Is avoiding people who have rubella an effective way to protect yourself?
Avoiding people who have rubella is not an effective way to stop yourself from catching the disease and passing it on to your unborn child (or your friends’ unborn children) because:
People are infectious before they develop the symptoms
Some people who catch rubella (and can then pass it on) do not develop any symptoms
Rubella is a rash disease and can appear, even to a GP, like other rash diseases. They only way to confirm a diagnosis is through laboratory tests, by which time it is too late…
Why are boys immunised against rubella?
The simple reason is that boys can pass on rubella to pregnant women. If they are not immunised they risk catching the disease and passing it on to their Mums and their friends’ Mums who may be pregnant.
Why is a mass vaccination schedule better than a selective one?
By immunising all children, as we have done in the UK since 1988 with MMR, you stop the disease circulating so it isn’t able to come into contact with pregnant women. Such immunisation strategies have eliminated rubella damage to unborn babies in the US and Finland. It has dramatically reduced such damage in the UK.
A selective strategy, e.g. just making sure pregnant women are vaccinated, still allows the disease to circulate and you risk the disease coming into contact with unvaccinated pregnant women. The few women who remained susceptible to rubella could still catch it from their own or their friends’ children.
Mass uptake is particularly important for children who are not able to be vaccinated, for example because they are having treatment for cancer or have received an organ transplant, meaning that their immune system is suppressed. In the decade before MMR was introduced, half of the measles deaths in the UK occurred in children with leukaemia and similar conditions.

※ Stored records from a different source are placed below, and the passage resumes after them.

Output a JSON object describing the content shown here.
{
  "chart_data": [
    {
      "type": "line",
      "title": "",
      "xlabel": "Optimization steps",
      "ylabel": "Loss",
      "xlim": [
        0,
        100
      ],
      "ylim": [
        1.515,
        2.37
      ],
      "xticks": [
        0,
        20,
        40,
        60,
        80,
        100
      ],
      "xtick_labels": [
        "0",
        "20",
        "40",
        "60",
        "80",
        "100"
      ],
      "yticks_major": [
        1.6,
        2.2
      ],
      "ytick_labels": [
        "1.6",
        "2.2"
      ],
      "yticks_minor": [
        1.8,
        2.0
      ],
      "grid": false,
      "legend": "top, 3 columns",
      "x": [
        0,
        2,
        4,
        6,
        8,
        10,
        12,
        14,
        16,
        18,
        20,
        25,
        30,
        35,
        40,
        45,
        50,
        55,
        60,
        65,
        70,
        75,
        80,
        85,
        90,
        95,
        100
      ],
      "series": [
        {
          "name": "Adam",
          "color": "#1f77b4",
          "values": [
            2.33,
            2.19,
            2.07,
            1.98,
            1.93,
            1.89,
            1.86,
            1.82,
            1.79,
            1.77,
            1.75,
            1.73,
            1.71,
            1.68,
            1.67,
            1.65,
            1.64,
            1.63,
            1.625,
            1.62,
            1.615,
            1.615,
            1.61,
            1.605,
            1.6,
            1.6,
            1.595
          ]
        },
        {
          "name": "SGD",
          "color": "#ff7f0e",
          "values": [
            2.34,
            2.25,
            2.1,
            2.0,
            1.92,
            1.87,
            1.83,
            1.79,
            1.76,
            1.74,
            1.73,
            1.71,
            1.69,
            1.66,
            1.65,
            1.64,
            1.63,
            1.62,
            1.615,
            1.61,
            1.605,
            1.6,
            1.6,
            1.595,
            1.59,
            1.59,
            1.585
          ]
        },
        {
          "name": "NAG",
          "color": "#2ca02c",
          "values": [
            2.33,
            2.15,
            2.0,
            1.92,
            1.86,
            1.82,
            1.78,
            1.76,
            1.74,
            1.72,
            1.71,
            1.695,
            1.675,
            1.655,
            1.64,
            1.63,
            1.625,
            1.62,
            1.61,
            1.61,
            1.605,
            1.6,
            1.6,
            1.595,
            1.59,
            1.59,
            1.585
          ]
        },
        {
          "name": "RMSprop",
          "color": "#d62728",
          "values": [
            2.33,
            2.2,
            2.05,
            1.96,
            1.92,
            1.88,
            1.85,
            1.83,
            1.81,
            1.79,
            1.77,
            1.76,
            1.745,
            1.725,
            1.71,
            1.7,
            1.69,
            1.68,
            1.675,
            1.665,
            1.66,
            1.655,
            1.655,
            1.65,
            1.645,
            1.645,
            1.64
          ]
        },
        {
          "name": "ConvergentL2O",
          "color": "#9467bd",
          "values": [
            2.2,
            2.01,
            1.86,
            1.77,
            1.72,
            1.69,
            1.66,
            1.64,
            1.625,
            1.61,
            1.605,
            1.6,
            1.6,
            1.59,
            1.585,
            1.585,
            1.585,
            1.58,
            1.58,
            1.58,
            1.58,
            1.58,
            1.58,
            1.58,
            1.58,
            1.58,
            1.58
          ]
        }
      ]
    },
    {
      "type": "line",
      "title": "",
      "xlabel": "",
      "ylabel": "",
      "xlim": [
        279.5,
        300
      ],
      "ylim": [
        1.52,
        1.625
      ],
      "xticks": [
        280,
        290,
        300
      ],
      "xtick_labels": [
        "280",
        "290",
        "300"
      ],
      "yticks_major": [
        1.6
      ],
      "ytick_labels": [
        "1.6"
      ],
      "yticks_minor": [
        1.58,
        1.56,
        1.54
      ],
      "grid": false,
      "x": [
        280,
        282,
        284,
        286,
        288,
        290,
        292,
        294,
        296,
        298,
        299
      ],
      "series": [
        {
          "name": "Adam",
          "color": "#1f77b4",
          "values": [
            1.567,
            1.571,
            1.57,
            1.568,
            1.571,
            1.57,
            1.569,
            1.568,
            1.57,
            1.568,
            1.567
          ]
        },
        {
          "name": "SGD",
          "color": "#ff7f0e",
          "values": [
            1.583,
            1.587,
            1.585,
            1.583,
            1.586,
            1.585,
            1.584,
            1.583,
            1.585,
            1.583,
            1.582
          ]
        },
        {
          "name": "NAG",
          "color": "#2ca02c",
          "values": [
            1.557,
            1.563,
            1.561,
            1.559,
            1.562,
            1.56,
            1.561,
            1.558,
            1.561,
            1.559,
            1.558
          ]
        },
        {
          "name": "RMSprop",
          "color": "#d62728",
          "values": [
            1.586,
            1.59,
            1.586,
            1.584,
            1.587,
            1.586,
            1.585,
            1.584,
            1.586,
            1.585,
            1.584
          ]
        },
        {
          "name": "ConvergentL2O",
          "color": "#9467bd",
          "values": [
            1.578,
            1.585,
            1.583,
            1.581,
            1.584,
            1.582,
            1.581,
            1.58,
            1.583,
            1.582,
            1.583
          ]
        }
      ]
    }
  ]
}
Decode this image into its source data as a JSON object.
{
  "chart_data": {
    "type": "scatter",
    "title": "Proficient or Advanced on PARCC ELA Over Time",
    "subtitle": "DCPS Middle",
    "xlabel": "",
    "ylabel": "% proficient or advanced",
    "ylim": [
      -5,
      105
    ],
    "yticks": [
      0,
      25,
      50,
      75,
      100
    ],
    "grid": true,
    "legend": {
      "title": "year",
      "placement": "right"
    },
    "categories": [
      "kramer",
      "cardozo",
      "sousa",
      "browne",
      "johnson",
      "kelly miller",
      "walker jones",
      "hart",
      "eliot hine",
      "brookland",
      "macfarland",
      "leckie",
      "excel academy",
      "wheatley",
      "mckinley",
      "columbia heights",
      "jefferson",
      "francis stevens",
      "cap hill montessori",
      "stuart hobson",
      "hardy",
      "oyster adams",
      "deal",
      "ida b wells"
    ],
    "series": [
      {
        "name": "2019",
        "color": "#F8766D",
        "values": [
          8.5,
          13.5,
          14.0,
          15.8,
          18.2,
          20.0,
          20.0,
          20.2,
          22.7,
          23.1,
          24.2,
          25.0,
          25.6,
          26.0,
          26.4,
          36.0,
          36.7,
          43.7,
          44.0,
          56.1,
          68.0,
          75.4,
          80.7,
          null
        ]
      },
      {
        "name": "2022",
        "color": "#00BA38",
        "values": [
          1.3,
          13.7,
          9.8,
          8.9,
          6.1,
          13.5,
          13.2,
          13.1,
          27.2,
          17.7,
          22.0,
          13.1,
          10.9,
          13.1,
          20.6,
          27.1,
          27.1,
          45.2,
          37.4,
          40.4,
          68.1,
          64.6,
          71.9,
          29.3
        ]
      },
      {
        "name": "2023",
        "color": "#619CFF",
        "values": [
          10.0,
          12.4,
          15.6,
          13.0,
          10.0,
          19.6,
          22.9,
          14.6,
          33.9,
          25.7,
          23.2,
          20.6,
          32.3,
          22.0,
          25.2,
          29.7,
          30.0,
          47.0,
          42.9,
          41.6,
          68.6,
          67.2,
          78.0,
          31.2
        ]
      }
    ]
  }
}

Does the triple vaccine overload the immune system in any way?
Sense is not aware of any evidence to support the idea that the immune system is overloaded in anyway. In fact there is evidence to show that babies could respond to many vaccines at any one time, and that only a tiny percentage of a child’s immune system is used up for each vaccine.
Are single vaccines better than nothing?
No, they would risk a return to significant outbreaks of the three diseases. Sense would be very critical of any decision to introduce single vaccines on the NHS. Sense does not believe the NHS should offer second best, nor should it give a choice to families that it does not believe will be effective.
There is no evidence to support the suggestion that allowing single vaccines would lead to a greater uptake of MMR, and a real possibility that it would have the opposite effect. Single vaccines would be less effective than MMR and there is no evidence that they would be safer.
Is there any evidence linking MMR with bowel disease and autism?
Sense has taken advice on this. As a result we believe there is no evidence linking measles or measles vaccine to Crohns or bowel disease. There is a large body of evidence suggesting there is no causal link between MMR vaccines and autism, and there remain no studies to support the suggestion of a link. There is no peer reviewed, reproducible evidence of persistent measles virus in children with development disorder.